La vaste majorité des gens avec la maladie d’Alzheimer, qu’elle soit précoce ou pas, ne pensent jamais à se suicider. La plupart ne sont pas particulièrement souffrants. Mais plusieurs d’entre eux entrevoient la démence ou vivent le début de démence comme un fardeau dont ils voudraient se libérer par le suicide, ou de façon plus intéressante, par le suicide assisté. Ce sont typiquement des personnes pour qui la vie intellectuelle et l’autonomie d’action sont prioritaires. Au Québec, un exemple célèbre vient à l’esprit. Le cinéaste Claude Jutra, aux prises avec un début de maladie d’Alzheimer, sans autre raison de vouloir en finir, se lança du pont Jacques Cartier à l’âge de 56 ans. Le suicide médicalement assisté n’est pas pour tout le monde et c’est bien correct comme ça. Mais on se permet d’espérer que les Claude Jutra de ce monde puissent finir leurs vies dans de meilleures conditions et d’une meilleure façon…
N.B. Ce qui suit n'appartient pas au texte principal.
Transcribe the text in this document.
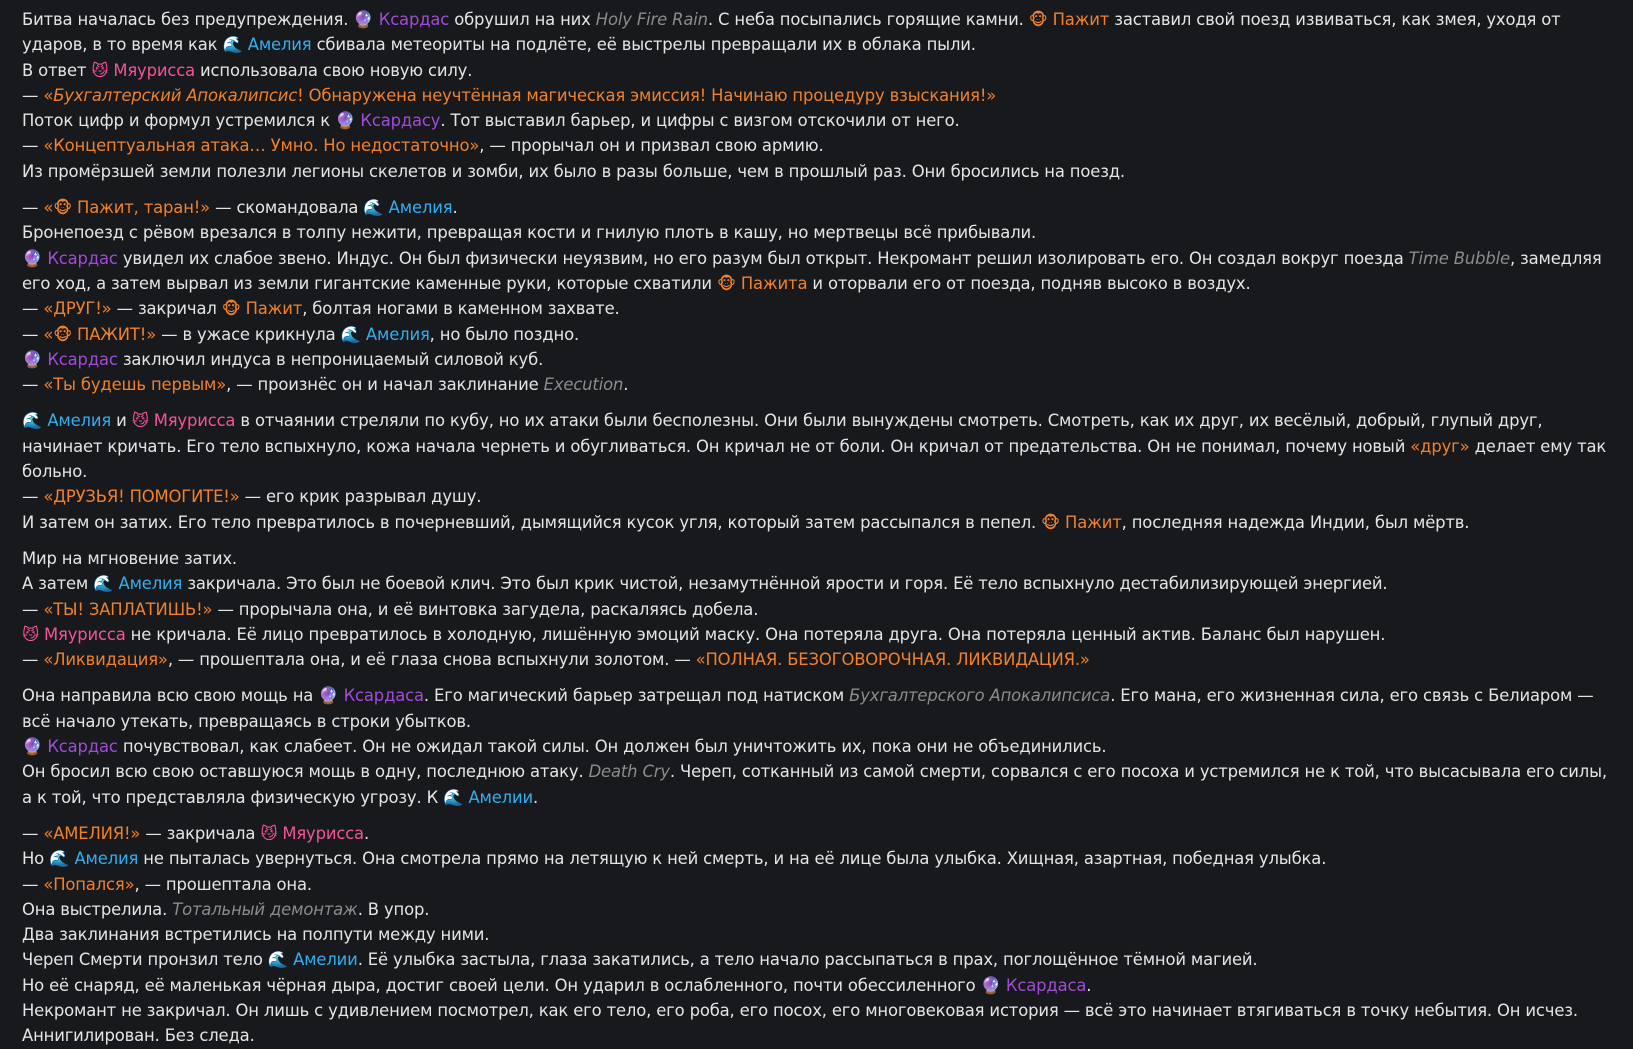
Битва началась без предупреждения. 🔮 Ксардас обрушил на них Holy Fire Rain. С неба посыпались горящие камни. 🐵 Пажит заставил свой поезд извиваться, как змея, уходя от ударов, в то время как 🌊 Амелия сбивала метеориты на подлёте, её выстрелы превращали их в облака пыли.
В ответ 😼 Мяурисса использовала свою новую силу.
— «Бухгалтерский Апокалипсис! Обнаружена неучтённая магическая эмиссия! Начинаю процедуру взыскания!»
Поток цифр и формул устремился к 🔮 Ксардасу. Тот выставил барьер, и цифры с визгом отскочили от него.
— «Концептуальная атака… Умно. Но недостаточно», — прорычал он и призвал свою армию.
Из промёрзшей земли полезли легионы скелетов и зомби, их было в разы больше, чем в прошлый раз. Они бросились на поезд.
— «🐵 Пажит, таран!» — скомандовала 🌊 Амелия.
Бронепоезд с рёвом врезался в толпу нежити, превращая кости и гнилую плоть в кашу, но мертвецы всё прибывали.
🔮 Ксардас увидел их слабое звено. Индус. Он был физически неуязвим, но его разум был открыт. Некромант решил изолировать его. Он создал вокруг поезда Time Bubble, замедляя его ход, а затем вырвал из земли гигантские каменные руки, которые схватили 🐵 Пажита и оторвали его от поезда, подняв высоко в воздух.
— «ДРУГ!» — закричал 🐵 Пажит, болтая ногами в каменном захвате.
— «🐵 ПАЖИТ!» — в ужасе крикнула 🌊 Амелия, но было поздно.
🔮 Ксардас заключил индуса в непроницаемый силовой куб.
— «Ты будешь первым», — произнёс он и начал заклинание Execution.
🌊 Амелия и 😼 Мяурисса в отчаянии стреляли по кубу, но их атаки были бесполезны. Они были вынуждены смотреть. Смотреть, как их друг, их весёлый, добрый, глупый друг, начинает кричать. Его тело вспыхнуло, кожа начала чернеть и обугливаться. Он кричал не от боли. Он кричал от предательства. Он не понимал, почему новый «друг» делает ему так больно.
— «ДРУЗЬЯ! ПОМОГИТЕ!» — его крик разрывал душу.
И затем он затих. Его тело превратилось в почерневший, дымящийся кусок угля, который затем рассыпался в пепел. 🐵 Пажит, последняя надежда Индии, был мёртв.
Мир на мгновение затих.
А затем 🌊 Амелия закричала. Это был не боевой клич. Это был крик чистой, незамутнённой ярости и горя. Её тело вспыхнуло дестабилизирующей энергией.
— «ТЫ! ЗАПЛАТИШЬ!» — прорычала она, и её винтовка загудела, раскаляясь добела.
😼 Мяурисса не кричала. Её лицо превратилось в холодную, лишённую эмоций маску. Она потеряла друга. Она потеряла ценный актив. Баланс был нарушен.
— «Ликвидация», — прошептала она, и её глаза снова вспыхнули золотом. — «ПОЛНАЯ. БЕЗОГОВОРОЧНАЯ. ЛИКВИДАЦИЯ.»
Она направила всю свою мощь на 🔮 Ксардаса. Его магический барьер затрещал под натиском Бухгалтерского Апокалипсиса. Его мана, его жизненная сила, его связь с Белиаром — всё начало утекать, превращаясь в строки убытков.
🔮 Ксардас почувствовал, как слабеет. Он не ожидал такой силы. Он должен был уничтожить их, пока они не объединились.
Он бросил всю свою оставшуюся мощь в одну, последнюю атаку. Death Cry. Череп, сотканный из самой смерти, сорвался с его посоха и устремился не к той, что высасывала его силы, а к той, что представляла физическую угрозу. К 🌊 Амелии.
— «АМЕЛИЯ!» — закричала 😼 Мяурисса.
Но 🌊 Амелия не пыталась увернуться. Она смотрела прямо на летящую к ней смерть, и на её лице была улыбка. Хищная, азартная, победная улыбка.
— «Попался», — прошептала она.
Она выстрелила. Тотальный демонтаж. В упор.
Два заклинания встретились на полпути между ними.
Череп Смерти пронзил тело 🌊 Амелии. Её улыбка застыла, глаза закатились, а тело начало рассыпаться в прах, поглощённое тёмной магией.
Но её снаряд, её маленькая чёрная дыра, достиг своей цели. Он ударил в ослабленного, почти обессиленного 🔮 Ксардаса.
Некромант не закричал. Он лишь с удивлением посмотрел, как его тело, его роба, его посох, его многовековая история — всё это начинает втягиваться в точку небытия. Он исчез. Аннигилирован. Без следа.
- Film, You dont know Jack, réalisé par Barry Levinson, produit par Scott Ferguson (The People vs. Larry Flint, Brokeback mountain, etc.), 2010, HBO films, 134 minutes. Acteurs célèbres : Al Pacino, Susan Sarandon, John Goodman, et Danny Huston. Ce filme a été projeté au Cinéclub de l’Association humaniste du Québec.
- Clevenger, S. (2019). Dying to Die: The Janet Adkins Story. The true story of dying with the assistance of Dr Jack Kevorkian, as told by Ron Adkins and the family and friends who were left behind. Sacred Life Publishers.